In laboratories around the country, scientists are working to alter the genetic working of trees in order to increase their ability to store carbon, absorb toxins, and resist disease. Most recently, the city of Danbury, Conn., deployed 160 Eastern cottonwood trees to clean a 35-acre site contaminated with mercury that was once used to cure pelts for a hat factory.
A University of Georgia geneticist, Richard Meagher, has engineered the trees to extract mercury from the soil, convert it to a less toxic form, and finally release it into the air. Critics claim this simply redistributes the mercury rather than removing it from the environment. Meagher agrees, but still believes the risk of human exposure will be reduced by wider distribution. He foresees using this simple and cost-effective technology in India and Bangladesh where arsenic- and mercury-tainted drinking water is creating a serious health hazard.
Researchers at Oregon State University want to improve carbon storage in tree roots, thus cutting atmospheric concentrations of carbon dioxide that trap heat associated with climate change.

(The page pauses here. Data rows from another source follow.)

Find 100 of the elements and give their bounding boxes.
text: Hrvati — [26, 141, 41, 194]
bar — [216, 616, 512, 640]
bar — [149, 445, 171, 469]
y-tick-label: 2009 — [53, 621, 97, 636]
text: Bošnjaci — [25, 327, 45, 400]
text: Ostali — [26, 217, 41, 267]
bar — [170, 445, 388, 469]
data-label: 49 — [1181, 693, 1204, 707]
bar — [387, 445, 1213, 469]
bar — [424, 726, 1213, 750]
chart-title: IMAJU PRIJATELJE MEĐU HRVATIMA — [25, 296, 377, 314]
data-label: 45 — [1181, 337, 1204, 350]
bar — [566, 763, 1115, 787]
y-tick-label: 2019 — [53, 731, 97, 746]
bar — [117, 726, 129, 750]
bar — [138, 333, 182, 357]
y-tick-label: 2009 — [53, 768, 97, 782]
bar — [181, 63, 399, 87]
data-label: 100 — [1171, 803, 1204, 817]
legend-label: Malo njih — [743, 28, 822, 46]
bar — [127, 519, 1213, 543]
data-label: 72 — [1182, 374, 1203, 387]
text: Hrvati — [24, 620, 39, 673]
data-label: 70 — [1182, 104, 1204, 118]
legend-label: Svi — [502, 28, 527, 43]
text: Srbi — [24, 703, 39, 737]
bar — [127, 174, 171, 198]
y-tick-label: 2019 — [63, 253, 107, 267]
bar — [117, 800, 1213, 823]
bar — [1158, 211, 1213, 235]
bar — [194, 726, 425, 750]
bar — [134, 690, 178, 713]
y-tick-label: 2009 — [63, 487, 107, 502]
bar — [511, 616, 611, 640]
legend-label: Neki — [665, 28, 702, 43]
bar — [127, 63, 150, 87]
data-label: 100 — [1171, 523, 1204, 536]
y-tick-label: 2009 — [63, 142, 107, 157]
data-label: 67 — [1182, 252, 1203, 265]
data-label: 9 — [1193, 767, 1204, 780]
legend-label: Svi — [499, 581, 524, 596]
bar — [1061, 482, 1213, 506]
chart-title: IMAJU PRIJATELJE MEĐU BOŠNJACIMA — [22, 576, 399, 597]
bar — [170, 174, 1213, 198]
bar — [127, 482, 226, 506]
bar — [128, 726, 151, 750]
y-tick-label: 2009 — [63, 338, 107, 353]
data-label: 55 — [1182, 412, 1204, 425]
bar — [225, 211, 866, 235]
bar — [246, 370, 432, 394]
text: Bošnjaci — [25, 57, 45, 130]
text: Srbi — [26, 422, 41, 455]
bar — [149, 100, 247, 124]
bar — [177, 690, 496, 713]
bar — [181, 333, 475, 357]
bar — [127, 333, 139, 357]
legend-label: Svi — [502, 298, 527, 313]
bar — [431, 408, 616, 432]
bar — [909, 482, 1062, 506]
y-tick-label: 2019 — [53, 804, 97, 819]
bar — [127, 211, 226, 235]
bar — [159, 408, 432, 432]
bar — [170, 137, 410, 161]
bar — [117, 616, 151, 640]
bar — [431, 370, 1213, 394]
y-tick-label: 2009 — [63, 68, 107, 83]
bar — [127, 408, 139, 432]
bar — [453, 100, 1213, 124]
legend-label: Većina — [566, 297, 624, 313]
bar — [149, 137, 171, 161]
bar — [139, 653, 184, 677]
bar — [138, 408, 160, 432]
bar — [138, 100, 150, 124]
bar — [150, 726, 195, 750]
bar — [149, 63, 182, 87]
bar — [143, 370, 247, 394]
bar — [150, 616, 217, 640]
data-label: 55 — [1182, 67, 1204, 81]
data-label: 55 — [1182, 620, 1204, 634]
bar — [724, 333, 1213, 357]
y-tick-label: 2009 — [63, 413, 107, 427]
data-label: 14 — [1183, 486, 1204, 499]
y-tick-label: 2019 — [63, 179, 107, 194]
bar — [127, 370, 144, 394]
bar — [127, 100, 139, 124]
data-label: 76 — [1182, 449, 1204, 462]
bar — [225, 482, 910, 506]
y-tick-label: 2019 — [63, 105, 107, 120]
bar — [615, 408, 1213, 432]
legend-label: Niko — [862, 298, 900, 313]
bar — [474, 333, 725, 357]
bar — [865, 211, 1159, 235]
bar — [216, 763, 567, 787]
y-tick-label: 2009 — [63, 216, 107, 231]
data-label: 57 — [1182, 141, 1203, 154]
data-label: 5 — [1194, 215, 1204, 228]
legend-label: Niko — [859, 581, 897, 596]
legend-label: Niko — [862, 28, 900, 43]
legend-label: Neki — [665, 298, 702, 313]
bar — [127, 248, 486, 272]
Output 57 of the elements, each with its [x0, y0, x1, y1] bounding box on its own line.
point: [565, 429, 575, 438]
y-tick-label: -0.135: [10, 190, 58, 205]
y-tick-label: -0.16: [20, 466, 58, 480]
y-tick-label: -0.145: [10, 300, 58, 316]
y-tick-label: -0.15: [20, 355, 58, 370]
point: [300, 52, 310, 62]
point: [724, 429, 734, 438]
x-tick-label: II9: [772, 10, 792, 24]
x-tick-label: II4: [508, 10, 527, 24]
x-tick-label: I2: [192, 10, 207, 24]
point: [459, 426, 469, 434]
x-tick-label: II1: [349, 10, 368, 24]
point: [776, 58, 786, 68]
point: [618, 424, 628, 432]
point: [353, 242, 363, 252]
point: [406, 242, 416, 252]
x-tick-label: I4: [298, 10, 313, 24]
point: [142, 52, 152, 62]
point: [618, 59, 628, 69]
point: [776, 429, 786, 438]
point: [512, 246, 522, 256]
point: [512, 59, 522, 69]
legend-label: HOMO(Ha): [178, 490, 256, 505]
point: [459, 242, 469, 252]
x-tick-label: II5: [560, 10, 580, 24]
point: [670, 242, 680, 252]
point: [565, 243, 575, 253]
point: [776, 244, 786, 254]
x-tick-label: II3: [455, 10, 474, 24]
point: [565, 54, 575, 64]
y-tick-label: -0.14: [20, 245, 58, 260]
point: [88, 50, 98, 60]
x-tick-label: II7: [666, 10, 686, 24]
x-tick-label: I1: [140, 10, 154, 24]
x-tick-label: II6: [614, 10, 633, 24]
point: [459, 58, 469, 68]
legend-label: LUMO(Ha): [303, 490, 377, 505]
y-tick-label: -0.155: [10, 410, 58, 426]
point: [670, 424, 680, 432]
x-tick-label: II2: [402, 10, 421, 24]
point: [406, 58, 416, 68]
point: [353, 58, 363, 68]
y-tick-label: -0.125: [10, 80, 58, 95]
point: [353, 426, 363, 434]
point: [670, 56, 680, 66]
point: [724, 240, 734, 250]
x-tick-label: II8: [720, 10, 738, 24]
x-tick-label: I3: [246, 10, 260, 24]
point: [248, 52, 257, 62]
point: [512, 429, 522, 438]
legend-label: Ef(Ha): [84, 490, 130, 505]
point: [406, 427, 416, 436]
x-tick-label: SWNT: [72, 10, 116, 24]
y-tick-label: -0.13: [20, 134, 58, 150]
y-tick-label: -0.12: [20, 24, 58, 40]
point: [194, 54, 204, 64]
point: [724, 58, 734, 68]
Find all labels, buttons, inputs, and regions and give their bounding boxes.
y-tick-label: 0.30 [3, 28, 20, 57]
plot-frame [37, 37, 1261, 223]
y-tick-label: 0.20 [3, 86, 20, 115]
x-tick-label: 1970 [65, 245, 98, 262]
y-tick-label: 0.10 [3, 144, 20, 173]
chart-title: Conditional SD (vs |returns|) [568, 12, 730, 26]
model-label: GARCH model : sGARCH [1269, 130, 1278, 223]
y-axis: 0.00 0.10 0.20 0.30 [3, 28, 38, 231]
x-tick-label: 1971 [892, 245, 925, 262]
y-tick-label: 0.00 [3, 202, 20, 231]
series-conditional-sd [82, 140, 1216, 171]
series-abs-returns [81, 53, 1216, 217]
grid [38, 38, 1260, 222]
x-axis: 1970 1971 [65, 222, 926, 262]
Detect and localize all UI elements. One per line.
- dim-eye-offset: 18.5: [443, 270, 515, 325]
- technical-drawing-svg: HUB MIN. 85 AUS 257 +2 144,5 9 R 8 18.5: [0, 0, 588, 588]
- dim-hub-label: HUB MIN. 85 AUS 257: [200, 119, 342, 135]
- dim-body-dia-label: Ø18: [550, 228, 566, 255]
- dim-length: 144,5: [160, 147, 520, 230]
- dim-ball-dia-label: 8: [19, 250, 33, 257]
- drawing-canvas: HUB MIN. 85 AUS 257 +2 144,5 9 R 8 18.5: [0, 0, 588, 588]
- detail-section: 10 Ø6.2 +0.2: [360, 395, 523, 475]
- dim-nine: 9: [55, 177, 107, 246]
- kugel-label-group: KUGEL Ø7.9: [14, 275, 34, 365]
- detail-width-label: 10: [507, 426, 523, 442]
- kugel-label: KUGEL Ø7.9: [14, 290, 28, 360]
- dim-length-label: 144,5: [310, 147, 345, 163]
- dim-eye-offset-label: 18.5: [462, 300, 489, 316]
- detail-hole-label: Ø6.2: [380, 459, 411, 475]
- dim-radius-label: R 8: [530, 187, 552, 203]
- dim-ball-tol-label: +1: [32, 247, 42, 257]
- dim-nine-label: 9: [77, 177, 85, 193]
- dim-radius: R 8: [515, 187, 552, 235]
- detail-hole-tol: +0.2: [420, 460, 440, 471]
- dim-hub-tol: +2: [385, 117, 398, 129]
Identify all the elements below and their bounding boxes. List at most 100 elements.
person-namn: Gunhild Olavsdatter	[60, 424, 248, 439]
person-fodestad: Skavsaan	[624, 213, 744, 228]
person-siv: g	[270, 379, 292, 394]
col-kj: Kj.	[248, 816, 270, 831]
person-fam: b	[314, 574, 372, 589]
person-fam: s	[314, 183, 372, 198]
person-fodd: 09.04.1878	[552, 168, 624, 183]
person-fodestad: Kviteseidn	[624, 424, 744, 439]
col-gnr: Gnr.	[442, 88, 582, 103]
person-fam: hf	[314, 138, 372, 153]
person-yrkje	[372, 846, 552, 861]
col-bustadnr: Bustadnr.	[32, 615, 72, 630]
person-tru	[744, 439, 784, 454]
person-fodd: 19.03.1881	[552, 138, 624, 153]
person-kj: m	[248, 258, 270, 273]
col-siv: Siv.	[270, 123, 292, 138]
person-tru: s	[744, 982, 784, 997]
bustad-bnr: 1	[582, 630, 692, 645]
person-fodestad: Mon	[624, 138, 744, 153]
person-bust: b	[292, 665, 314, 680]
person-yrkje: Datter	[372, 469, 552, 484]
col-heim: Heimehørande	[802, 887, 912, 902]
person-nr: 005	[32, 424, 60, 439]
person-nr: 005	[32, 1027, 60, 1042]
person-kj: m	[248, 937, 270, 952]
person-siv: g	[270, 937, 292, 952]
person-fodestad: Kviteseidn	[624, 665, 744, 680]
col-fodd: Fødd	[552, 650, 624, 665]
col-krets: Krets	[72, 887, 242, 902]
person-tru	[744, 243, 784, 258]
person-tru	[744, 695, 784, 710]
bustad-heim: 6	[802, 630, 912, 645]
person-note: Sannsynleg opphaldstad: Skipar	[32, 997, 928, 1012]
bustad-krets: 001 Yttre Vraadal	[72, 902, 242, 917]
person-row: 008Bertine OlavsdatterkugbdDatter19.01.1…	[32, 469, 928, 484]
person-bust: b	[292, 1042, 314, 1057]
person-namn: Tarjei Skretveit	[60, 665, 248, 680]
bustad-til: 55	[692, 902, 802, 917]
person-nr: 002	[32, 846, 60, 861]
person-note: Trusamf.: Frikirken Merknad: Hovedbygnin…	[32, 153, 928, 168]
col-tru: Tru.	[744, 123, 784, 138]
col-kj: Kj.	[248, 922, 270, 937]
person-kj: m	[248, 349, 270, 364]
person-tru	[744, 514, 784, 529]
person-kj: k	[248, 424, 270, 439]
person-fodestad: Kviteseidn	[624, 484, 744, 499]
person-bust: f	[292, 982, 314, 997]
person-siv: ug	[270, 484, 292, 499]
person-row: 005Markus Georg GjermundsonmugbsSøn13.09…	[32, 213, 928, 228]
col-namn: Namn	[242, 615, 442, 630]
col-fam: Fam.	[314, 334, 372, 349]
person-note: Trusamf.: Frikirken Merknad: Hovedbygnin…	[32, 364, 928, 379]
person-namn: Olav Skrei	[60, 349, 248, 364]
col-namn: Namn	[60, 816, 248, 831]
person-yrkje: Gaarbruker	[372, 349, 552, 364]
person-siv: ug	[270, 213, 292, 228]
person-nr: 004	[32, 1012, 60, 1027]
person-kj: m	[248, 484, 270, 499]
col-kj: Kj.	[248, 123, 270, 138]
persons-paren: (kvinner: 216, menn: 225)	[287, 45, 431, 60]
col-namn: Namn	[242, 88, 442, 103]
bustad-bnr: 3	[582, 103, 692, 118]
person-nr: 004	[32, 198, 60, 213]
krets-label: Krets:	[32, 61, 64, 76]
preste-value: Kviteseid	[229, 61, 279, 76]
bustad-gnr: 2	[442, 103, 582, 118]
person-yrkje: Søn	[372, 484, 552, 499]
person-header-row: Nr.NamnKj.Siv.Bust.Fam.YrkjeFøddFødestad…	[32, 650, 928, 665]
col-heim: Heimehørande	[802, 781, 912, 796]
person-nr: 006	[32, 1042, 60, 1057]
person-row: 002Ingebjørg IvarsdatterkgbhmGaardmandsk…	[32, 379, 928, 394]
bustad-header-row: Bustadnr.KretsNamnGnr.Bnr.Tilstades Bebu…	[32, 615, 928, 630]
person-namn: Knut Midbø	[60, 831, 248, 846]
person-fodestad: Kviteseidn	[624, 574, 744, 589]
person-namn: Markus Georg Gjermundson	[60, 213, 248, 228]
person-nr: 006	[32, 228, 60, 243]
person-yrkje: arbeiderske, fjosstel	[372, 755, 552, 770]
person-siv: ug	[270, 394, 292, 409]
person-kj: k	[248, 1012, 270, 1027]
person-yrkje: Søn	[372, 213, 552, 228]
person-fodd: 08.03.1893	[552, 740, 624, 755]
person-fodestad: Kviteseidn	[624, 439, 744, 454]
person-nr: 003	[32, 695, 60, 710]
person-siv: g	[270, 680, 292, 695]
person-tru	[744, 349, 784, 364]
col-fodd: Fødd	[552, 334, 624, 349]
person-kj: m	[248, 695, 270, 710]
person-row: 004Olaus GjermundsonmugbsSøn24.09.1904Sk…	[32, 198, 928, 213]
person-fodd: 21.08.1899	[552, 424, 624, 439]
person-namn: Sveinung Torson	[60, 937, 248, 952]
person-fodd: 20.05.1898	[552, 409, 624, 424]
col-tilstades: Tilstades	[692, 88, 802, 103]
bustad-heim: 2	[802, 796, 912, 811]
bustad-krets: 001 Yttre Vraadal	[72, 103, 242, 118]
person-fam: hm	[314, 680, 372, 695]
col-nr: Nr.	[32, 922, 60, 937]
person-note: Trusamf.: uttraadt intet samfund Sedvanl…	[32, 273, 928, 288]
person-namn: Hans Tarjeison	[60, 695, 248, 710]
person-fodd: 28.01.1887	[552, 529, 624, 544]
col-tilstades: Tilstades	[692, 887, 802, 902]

By modifying tree architecture and cell wall chemistry, scientists are working to increase the amount of carbon stored below ground.
On other fronts, trees engineered to grow faster could become valuable for plantation forests, thus reducing logging on public forests where demands for recreation are increasing. And finally, on a more aesthetic note, one forest biotechnology project is making strides in producing a disease-resistant strain of the American chestnut. This elegant tree once graced many eastern landscapes but was destroyed a half century ago by a fungus introduced from Asia.